14ème législature

Question N° 24740
de M. André Chassaigne (Gauche démocrate et républicaine - Puy-de-Dôme )
Question écrite
Ministère interrogé > Éducation nationale
Ministère attributaire > Éducation nationale, enseignement supérieur et recherche

Rubrique > enseignement secondaire

Titre > élèves

Analyse > visites médicales. moyens.

Question publiée au JO le : 23/04/2013 page : 4340
Réponse publiée au JO le : 15/07/2014 page : 6022
Date de changement d'attribution: 03/04/2014

Texte de la question

M. André Chassaigne interroge M. le ministre de l'éducation nationale sur la régularité des visites médicales pour les enfants entrant dans leur sixième année. L'article L541-1 du code de l'éducation nationale, modifié par la loi du 5 mars 2007, instaure une visite médicale obligatoire pour les enfants, au cours de leur sixième, neuvième, douzaine et quinzième années, au cours de laquelle un bilan de leur état de santé physique et psychologique est réalisé. À l'occasion de la visite de la sixième année, un dépistage des troubles spécifiques du langage et de l'apprentissage est organisé. Or depuis quelques années, cette obligation est remise en cause par l'administration, arguant des difficultés à pourvoir tous les postes de médecine préventive. Il est de plus en plus souvent demandé aux infirmières et enseignants de repérer en amont les enfants susceptibles d'avoir des problèmes de santé ou d'apprentissage entraînant une visite approfondie pour ces seuls enfants. Le fait qu'ils subissent une visite approfondie n'est pas choquant, ce qu'il est, c'est que les autres élèves n'ont pas droit aux visites systématiques. L'état de santé d'un enfant est pourtant un facteur déterminant pour son parcours scolaire. Il lui demande quels moyens seront mis en oeuvre pour pallier le manque de moyens médicaux préventifs afin que la systématicité des visites soit réelle.

Texte de la réponse

La loi de refondation a prévu à l'article L.541-1 du code de l'éducation que les élèves bénéficient de : « visites médicales et de dépistages obligatoires, qui constituent leur parcours de santé dans le système scolaire ». « Ces actions favorisent notamment leur réussite scolaire et la réduction des inégalités en matière de santé ». L'approche fondée sur une succession de bilans de santé systématiques tout au long de la scolarité a pu répondre par le passé aux problématiques de santé publique mais n'est plus adaptée aux enjeux actuels. La majorité des enfants est suivie de façon satisfaisante dans le cadre familial.
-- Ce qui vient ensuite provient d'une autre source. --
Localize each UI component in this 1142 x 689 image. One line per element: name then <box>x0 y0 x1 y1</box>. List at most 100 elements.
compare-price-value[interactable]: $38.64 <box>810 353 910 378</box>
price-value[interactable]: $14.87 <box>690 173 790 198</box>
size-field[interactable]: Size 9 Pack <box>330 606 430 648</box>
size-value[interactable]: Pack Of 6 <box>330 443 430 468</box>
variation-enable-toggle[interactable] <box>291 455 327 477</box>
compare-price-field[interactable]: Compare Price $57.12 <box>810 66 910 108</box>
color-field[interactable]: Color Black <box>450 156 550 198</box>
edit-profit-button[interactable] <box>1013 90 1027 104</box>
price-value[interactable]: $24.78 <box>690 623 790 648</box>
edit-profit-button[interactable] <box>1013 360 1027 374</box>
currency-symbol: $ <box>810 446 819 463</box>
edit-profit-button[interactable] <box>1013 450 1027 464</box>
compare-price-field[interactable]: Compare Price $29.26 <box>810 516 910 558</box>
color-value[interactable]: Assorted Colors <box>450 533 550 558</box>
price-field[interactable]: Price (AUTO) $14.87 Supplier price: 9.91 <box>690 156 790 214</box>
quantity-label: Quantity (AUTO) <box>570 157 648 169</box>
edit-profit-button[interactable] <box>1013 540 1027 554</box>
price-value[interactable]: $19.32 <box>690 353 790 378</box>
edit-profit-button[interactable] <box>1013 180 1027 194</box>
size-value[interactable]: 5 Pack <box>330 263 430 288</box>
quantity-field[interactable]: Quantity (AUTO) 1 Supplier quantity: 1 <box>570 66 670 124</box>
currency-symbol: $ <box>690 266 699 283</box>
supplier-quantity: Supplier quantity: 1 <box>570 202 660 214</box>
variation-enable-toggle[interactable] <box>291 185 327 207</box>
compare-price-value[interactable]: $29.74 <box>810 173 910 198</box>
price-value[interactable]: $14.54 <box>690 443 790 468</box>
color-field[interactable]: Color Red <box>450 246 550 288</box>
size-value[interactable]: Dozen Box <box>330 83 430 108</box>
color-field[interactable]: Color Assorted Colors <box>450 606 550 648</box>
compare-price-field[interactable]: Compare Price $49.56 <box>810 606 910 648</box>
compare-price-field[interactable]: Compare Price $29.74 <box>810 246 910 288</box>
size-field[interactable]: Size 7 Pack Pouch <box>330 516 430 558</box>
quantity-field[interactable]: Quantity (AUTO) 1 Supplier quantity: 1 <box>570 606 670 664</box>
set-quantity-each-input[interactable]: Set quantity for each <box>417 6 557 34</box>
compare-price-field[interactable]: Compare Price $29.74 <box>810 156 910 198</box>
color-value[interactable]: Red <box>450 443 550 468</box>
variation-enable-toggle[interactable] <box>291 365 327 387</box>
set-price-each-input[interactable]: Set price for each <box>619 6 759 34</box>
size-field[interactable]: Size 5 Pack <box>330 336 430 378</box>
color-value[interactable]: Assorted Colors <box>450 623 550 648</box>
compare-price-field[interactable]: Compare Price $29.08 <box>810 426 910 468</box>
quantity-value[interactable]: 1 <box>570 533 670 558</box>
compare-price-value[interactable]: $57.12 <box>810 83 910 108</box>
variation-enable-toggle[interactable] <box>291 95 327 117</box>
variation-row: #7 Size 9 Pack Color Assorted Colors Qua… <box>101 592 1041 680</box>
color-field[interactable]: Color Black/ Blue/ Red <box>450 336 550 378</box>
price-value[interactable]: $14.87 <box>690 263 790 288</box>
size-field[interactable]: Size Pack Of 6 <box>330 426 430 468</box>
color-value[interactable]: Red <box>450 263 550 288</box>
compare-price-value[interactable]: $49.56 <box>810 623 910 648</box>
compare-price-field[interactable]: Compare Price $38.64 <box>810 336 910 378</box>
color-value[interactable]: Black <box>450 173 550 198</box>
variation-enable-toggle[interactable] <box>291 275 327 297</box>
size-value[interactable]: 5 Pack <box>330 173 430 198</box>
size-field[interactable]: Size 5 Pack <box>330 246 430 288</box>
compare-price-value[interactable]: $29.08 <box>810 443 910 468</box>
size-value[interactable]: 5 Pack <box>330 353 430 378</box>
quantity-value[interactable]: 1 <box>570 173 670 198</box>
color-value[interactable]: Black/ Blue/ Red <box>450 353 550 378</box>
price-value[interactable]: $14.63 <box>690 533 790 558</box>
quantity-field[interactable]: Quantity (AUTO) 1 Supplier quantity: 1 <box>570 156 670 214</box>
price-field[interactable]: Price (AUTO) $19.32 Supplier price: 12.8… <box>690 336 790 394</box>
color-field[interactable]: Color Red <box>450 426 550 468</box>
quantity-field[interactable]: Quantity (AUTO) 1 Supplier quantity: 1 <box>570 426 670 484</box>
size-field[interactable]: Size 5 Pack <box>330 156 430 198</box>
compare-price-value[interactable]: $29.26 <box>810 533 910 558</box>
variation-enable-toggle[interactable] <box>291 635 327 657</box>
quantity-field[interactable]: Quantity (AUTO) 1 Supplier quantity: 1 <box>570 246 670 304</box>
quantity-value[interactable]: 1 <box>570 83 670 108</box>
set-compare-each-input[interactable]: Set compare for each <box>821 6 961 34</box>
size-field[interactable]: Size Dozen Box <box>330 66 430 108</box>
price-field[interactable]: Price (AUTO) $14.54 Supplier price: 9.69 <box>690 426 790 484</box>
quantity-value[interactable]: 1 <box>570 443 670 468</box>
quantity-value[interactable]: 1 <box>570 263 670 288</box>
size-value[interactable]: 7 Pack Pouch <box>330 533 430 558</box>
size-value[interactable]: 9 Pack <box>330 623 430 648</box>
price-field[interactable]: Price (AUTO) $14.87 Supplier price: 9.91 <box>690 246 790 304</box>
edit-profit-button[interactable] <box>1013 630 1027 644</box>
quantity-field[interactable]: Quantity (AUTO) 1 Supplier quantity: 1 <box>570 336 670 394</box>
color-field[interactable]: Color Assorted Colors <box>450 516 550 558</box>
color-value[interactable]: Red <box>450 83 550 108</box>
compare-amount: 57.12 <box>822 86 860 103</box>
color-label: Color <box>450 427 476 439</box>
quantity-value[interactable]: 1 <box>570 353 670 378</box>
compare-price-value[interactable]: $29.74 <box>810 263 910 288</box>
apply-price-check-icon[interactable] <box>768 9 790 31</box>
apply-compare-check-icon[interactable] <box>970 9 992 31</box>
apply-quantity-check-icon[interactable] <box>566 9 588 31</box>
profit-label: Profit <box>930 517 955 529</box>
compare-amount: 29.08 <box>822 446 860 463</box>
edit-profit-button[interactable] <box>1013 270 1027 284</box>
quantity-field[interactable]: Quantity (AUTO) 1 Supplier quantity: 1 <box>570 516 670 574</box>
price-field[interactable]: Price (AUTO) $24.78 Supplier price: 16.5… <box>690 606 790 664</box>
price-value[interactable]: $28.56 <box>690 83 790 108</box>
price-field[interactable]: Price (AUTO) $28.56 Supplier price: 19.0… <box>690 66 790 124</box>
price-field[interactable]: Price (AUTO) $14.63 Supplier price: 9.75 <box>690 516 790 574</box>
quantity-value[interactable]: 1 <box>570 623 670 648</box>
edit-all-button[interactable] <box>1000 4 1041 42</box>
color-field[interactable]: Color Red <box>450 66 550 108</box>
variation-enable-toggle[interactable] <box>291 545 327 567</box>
Il est donc déterminant d'investir les moyens en priorité au service des enfants les plus vulnérables du fait de leurs conditions d'existence. L'existence de passages obligés reste néanmoins nécessaire aux moments clés du développement de l'enfant. A l'heure actuelle, seuls environ les deux tiers des enfants de 6 ans bénéficient effectivement d'un bilan systématique. Compte tenu des effectifs actuels de personnels de santé de l'éducation nationale environ 1483 équivalents temps plein de médecins et 7455 équivalents temps pleins d'infirmières ainsi que l'alourdissement des missions de médecins de l'éducation nationale (intégration des enfants handicapés, réponses aux situations d'urgence, mise en place des projets d'accueil individualisé) et de leur réorientation au service des élèves les plus fragiles, il convient de limiter à deux les examens médicaux systématiques au cours de la scolarité. Deux périodes cruciales doivent faire l'objet d'une consultation systématique : le début de la scolarité obligatoire ou 6e année et le début du collège qui correspond à l'entrée dans l'adolescence, (ou 12e année). Un dispositif fondé sur deux examens systématiques à 6 et 12 ans réalisé par les médecins et les infirmiers scolaire est cohérent avec la maturation et les problèmes individuels éventuels de l'enfant et de l'adolescent, les priorités de santé publique et l'objectif de réduction des inégalités de santé. Cette organisation se fait en lien avec le service de protection maternelle et infantile qui intervient en amont lors du bilan des quatre ans. Le ministère de l'Education nationale et le Ministère de la Santé travaillent actuellement à la rédaction du décret d'application sur le contenu précis de ces visites médicales obligatoires.